Recurrent genomic alterations, essentially copy number variations (CNVs), often affect the same genomic regions, such as 1q, 12p, 17q, 20q and the X chromosome. This provides the affected cells with a selective advantage which may favor proliferation, cell survival or reduce cell differentiation capacities.
Gain of 20q11.21 copy-number variant (CNV) is detected in more than 20% of human Pluripotent Stem Cells (hPSCs) cultured worldwide and represents 22.9% of the recurrent structural variants identified in hPSCs (Assou et al., 2020; Avery et al., 2013; Halliwell et al., 2020). This makes it the most common genomic abnormality in hPSCs. Unfortunately, it cannot always be detected by conventional methods.

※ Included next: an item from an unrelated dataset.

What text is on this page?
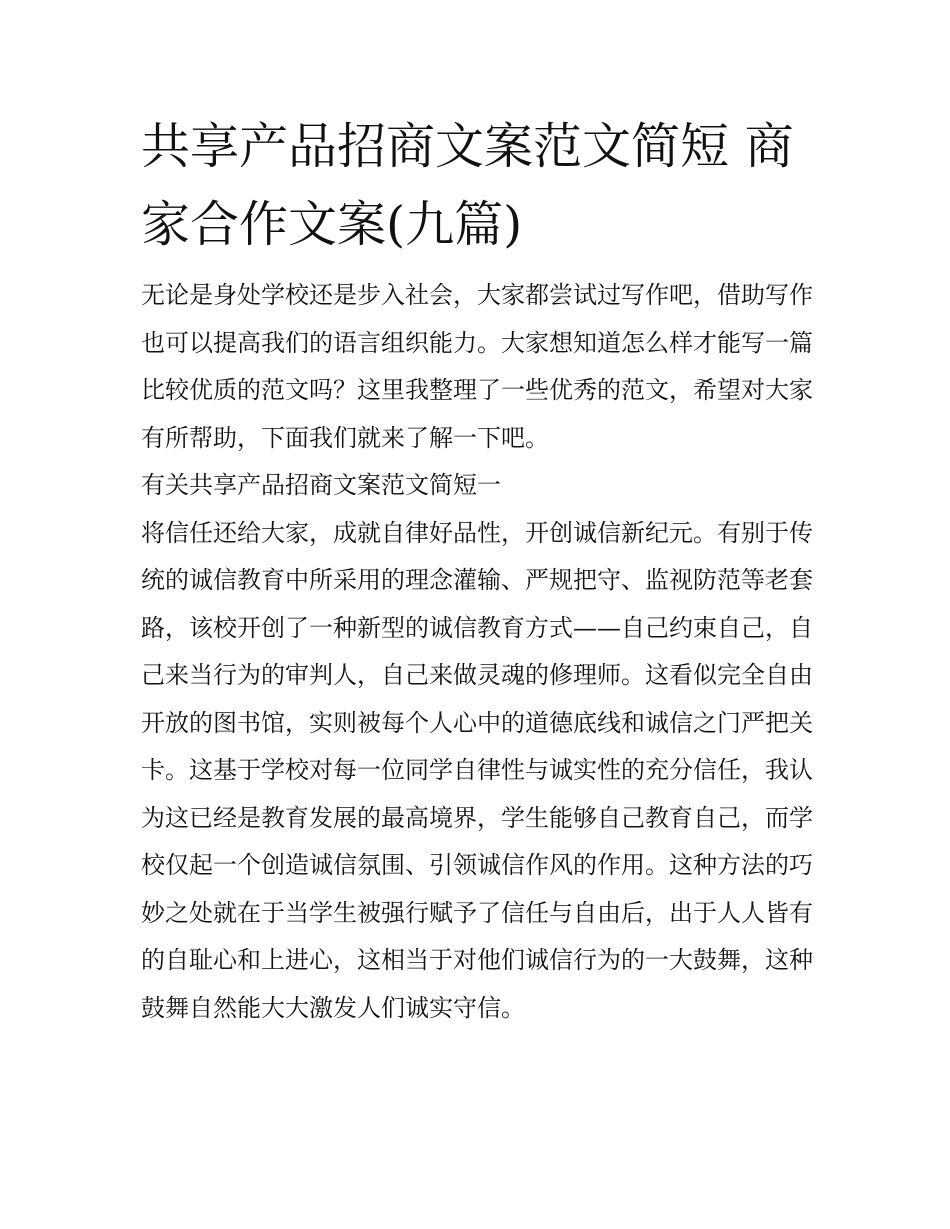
共享产品招商文案范文简短 商家合作文案(九篇)

无论是身处学校还是步入社会，大家都尝试过写作吧，借助写作也可以提高我们的语言组织能力。大家想知道怎么样才能写一篇比较优质的范文吗？这里我整理了一些优秀的范文，希望对大家有所帮助，下面我们就来了解一下吧。

有关共享产品招商文案范文简短一

将信任还给大家，成就自律好品性，开创诚信新纪元。有别于传统的诚信教育中所采用的理念灌输、严规把守、监视防范等老套路，该校开创了一种新型的诚信教育方式——自己约束自己，自己来当行为的审判人，自己来做灵魂的修理师。这看似完全自由开放的图书馆，实则被每个人心中的道德底线和诚信之门严把关卡。这基于学校对每一位同学自律性与诚实性的充分信任，我认为这已经是教育发展的最高境界，学生能够自己教育自己，而学校仅起一个创造诚信氛围、引领诚信作风的作用。这种方法的巧妙之处就在于当学生被强行赋予了信任与自由后，出于人人皆有的自耻心和上进心，这相当于对他们诚信行为的一大鼓舞，这种鼓舞自然能大大激发人们诚实守信。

Concurrently, as cell therapy evolves and an increasing number of studies reach the clinical stage, demand increases for more exhaustive analyses of copy number variations (CNVs) across the entire genome. With the advent of cutting-edge technologies such as next-generation sequencing (NGS), the ability to detect novel abnormalities has greatly improved. Many recurrent CNV regions previously described using these less sensitive techniques are now being re-evaluated and redefined with greater accuracy using NGS-based approaches. This improved sensitivity and resolution in CNV analysis is making a significant contribution to our understanding of genomic variation and its potential impact in various clinical and research settings.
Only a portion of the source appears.